The interface for subtitles is also cumbersome to use, though to be fair, it’s an improvement over iMovie. As shown in the screenshot above, when re-editing a video, it doesn’t seem to preserve the ordering of the subtitles (notice how my first line in the video is listed second above). Furthermore, when editing and then clicking “Done”, I sometimes saw subtitles with incorrect sizes, so I had to re-edit the video … only to see a few subtitles disappear each time I did this. There also did not seem to be a way to change the subtitle size for all subtitles simultaneously. My solution was to forget about saving in progress, and to painstakingly go through each subtitle to change the size by manually clicking via a drop-down menu.
I hope this was useful!

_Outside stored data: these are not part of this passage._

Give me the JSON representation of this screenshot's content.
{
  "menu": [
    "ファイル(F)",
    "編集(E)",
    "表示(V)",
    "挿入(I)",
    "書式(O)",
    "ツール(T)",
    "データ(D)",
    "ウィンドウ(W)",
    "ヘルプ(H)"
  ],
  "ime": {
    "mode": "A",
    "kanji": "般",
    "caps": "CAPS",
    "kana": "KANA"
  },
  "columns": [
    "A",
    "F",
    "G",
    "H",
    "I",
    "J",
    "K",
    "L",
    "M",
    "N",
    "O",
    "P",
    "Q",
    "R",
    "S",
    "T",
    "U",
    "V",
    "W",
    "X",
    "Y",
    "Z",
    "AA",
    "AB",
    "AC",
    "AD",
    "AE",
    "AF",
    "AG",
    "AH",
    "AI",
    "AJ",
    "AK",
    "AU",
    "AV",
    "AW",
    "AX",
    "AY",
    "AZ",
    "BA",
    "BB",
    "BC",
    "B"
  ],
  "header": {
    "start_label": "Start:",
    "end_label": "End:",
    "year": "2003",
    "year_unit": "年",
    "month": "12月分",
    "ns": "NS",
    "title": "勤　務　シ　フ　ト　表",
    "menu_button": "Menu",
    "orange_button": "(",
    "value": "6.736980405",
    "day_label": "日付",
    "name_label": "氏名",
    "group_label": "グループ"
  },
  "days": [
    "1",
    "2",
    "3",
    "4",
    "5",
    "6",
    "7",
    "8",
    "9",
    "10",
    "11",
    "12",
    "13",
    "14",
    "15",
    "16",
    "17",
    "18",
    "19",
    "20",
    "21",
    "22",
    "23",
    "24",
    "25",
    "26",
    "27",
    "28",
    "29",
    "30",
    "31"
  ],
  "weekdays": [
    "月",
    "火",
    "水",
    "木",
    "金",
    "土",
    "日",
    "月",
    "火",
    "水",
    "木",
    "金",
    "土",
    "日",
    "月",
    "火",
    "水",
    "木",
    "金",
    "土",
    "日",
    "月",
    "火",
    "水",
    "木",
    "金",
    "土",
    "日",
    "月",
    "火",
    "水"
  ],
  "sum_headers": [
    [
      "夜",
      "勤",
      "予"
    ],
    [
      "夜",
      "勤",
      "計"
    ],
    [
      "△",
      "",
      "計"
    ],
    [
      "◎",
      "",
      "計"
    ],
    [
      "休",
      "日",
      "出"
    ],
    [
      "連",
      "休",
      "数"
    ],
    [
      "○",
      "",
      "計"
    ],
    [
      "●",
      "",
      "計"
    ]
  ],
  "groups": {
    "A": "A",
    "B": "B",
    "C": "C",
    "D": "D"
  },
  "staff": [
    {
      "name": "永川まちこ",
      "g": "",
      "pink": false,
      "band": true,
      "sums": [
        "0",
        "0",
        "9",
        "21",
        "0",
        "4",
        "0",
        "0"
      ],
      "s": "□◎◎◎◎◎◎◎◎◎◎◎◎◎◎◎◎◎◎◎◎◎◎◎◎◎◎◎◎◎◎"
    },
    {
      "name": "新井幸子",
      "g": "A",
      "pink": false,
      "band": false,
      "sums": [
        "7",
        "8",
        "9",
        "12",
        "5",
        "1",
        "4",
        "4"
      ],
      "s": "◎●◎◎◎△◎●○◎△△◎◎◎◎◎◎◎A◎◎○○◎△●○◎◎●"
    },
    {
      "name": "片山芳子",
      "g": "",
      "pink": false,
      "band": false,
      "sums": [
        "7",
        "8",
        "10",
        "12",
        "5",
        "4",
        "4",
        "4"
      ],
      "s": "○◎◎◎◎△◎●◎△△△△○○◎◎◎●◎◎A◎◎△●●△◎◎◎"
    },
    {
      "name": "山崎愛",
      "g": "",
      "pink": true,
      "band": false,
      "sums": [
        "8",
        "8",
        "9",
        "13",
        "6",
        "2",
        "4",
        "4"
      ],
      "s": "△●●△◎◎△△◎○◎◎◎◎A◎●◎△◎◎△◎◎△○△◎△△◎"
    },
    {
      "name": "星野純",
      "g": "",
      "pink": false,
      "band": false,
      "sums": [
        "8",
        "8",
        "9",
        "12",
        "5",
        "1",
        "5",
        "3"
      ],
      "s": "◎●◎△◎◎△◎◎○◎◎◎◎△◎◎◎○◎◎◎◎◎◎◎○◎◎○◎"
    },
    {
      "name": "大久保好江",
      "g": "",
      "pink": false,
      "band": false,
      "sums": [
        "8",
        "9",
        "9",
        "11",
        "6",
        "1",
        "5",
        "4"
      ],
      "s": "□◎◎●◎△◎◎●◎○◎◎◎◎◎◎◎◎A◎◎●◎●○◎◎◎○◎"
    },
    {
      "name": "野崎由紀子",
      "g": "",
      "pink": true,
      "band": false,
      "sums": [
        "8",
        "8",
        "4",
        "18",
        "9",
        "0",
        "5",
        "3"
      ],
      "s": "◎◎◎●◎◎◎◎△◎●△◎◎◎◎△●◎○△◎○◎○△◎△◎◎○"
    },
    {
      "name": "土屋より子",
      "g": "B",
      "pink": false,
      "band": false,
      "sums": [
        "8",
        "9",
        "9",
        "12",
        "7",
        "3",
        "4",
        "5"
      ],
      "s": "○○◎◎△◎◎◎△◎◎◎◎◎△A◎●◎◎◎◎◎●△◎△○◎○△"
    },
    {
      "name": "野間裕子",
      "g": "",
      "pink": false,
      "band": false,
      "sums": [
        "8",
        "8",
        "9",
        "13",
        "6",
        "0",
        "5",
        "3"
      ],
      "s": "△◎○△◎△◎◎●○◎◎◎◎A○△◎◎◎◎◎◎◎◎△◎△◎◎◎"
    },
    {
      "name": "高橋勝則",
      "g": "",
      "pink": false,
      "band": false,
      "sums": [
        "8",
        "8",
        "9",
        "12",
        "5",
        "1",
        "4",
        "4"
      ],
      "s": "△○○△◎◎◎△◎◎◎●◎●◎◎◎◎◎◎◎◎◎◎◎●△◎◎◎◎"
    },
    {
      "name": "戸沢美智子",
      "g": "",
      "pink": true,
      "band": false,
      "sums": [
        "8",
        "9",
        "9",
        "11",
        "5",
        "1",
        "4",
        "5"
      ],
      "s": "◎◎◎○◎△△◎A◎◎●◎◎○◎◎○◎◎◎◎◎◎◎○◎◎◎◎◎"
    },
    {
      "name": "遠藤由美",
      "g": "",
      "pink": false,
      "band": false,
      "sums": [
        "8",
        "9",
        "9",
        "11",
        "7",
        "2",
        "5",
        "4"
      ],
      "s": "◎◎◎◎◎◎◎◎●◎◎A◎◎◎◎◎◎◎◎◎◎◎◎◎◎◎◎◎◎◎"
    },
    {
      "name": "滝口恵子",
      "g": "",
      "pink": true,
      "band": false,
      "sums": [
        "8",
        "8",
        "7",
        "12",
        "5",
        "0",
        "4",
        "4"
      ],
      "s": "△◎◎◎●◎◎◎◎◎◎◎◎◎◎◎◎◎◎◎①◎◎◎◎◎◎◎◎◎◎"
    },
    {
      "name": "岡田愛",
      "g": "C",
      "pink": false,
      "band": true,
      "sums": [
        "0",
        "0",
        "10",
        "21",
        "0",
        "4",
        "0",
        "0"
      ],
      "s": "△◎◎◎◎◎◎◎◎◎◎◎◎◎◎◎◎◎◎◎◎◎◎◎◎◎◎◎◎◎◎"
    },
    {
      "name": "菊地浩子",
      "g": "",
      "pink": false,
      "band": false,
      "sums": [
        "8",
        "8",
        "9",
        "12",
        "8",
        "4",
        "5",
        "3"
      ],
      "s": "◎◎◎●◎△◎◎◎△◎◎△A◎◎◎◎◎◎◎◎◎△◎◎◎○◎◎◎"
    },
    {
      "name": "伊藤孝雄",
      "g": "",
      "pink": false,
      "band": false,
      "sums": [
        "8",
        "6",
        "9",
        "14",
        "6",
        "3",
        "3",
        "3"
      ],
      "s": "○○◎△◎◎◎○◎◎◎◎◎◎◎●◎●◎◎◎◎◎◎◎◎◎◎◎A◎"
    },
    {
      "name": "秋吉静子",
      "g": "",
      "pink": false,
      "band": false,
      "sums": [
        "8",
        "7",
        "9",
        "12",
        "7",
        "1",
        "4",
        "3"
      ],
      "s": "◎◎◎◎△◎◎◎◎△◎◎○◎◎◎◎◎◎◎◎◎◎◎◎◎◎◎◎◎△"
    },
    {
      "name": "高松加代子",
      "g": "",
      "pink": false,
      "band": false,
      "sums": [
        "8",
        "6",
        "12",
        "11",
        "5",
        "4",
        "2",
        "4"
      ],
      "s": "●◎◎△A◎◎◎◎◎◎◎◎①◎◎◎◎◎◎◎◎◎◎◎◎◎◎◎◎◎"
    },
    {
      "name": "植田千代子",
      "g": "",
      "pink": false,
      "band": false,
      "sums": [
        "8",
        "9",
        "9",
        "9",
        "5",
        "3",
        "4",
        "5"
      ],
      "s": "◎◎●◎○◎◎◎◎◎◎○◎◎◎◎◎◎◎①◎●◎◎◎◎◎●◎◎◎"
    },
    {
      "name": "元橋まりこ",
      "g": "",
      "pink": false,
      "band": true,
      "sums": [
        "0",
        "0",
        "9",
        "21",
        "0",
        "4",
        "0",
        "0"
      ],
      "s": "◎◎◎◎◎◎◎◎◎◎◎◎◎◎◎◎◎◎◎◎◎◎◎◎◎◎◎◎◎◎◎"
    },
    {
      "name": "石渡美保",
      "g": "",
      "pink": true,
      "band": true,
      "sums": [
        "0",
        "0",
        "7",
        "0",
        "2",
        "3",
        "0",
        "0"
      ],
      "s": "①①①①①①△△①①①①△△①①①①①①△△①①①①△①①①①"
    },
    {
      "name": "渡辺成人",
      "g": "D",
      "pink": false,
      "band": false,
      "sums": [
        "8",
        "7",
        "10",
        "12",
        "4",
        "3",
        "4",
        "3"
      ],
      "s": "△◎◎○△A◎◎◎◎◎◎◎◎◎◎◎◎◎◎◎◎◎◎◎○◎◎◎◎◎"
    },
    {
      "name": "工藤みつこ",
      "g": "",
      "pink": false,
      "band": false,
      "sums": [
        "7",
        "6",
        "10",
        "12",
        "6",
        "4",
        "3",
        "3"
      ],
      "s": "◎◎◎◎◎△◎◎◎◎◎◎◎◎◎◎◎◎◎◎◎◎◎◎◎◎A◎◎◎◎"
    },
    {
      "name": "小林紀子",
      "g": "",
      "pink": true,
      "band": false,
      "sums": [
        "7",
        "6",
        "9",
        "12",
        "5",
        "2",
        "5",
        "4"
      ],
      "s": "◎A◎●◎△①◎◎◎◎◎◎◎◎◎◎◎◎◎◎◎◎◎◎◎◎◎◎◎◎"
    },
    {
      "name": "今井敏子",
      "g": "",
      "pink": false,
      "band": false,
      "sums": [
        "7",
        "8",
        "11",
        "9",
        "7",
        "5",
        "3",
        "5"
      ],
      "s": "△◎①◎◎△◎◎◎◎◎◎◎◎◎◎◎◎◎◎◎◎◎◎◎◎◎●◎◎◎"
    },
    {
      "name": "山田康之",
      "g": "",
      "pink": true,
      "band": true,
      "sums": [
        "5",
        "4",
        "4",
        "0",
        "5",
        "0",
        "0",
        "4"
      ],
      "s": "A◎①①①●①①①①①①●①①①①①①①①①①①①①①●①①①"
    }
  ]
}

It is likely that future conferences will continue to be virtual in some way. For example, I am attempting to submit several papers to ICRA 2021, which will be in Xi’an, China, next summer. The website says ICRA 2021 will be a hybrid event with a mix of virtual and in-person events, but I would bet that many travel restrictions will still be in place, particularly for researchers from the United States. For that, and several other reasons, I am almost certainly going to be a virtual attendee, so I may need to revisit these instructions when making additional video recordings.
As always, thank you for reading, stay safe, and wear a mask.